All of the above said there are still advantages to getting data pushed to your monitoring system. First, in terms of scale, an NMS can process considerably more data being pushed than if it’s only being pulled. The bottleneck for pull-only environments is the scheduling and processing power needed to get *all* the data from an infrastructure. Often times there isn’t enough to go around. However, when data is pushed, the NMS is effectively opening the front door and yelling “C’mon In, I’m Open For Business!” This “Open for Business” scenario leads into another advantage, which is that when something bad happens a trap can be fired off immediately.
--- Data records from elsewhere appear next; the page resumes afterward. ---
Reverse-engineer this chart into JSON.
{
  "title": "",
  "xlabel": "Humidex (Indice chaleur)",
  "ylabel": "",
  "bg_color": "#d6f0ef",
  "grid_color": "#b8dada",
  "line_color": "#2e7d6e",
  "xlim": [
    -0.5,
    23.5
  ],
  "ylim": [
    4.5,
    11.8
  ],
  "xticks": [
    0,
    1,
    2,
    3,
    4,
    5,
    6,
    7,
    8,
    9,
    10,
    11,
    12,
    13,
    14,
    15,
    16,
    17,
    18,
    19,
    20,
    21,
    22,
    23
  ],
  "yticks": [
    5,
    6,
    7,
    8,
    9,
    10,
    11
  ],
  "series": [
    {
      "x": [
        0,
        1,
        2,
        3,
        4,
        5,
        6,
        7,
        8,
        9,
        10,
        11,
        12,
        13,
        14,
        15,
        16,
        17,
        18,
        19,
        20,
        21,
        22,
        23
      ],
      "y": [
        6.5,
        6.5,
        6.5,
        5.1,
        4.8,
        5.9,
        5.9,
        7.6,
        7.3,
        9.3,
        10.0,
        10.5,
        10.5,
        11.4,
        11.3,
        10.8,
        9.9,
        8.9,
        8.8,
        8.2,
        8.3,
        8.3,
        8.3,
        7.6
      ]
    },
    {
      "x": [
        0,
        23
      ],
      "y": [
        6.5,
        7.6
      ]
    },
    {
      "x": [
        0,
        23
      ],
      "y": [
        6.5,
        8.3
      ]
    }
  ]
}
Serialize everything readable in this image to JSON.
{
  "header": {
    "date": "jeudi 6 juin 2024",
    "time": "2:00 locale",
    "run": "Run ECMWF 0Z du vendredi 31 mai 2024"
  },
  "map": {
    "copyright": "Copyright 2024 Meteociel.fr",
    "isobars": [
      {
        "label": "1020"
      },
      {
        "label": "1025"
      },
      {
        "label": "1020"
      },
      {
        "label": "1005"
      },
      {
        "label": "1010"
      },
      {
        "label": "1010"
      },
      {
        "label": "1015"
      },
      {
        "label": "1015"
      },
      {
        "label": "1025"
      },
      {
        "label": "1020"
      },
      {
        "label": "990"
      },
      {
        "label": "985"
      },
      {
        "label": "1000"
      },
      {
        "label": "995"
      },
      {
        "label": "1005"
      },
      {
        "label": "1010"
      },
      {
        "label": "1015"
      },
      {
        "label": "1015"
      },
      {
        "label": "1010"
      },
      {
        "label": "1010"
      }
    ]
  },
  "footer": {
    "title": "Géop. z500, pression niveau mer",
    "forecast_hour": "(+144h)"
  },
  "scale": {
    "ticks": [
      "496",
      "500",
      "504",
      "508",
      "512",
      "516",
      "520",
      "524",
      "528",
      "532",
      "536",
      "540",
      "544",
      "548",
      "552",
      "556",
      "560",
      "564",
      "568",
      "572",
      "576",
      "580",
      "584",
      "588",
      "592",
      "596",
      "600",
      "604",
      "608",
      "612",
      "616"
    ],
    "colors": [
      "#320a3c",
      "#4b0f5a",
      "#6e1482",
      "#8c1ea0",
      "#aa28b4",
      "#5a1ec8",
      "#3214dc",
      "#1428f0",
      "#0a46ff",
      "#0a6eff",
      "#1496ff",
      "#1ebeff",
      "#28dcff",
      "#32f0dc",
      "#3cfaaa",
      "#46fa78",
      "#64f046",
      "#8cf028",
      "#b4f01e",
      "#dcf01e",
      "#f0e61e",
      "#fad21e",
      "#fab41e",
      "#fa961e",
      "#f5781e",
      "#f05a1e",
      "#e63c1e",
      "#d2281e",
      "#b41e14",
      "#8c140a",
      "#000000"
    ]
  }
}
With pull-only monitoring unless that “bad thing” happened at an interval that coincided with a scheduled check you may miss it.
So getting back to the original point of this tome, what does the “push” or “pull” question really depend on? There are actually two more things we need to ask. Stick with me here because now we’re getting to the meat of the issue. The first is what problem are we trying to solve?” Looking to get trend information for a given process running on a Windows Server CPU? We’ll want to pull that data down from the target device. Need to get a notification when a user logs into configuration mode on a remote switch? This type of event is best handled by either a Syslog or SNMP message getting pushed to you. The second question is to ask ourselves is “What technology do we have available for the task at hand?” Some vendors (I’m lookin’ at you EMC) don’t play nice with SNMP and don’t support any kind of active querying of their devices. All information from must be gathered via trap processing. In other cases, such as with VMWare, vendors intentionally obfuscate SNMP setup and thereby push customers towards built-in APIs for access to rich diagnostic information.
Finally, at the end of our Matryoshkan-inspired journey into network and systems monitoring I think we know enough to decide To Pull or Not to Pull. However, you better make up your mind in a hurry, I think I hear your end-users coming down the hallway.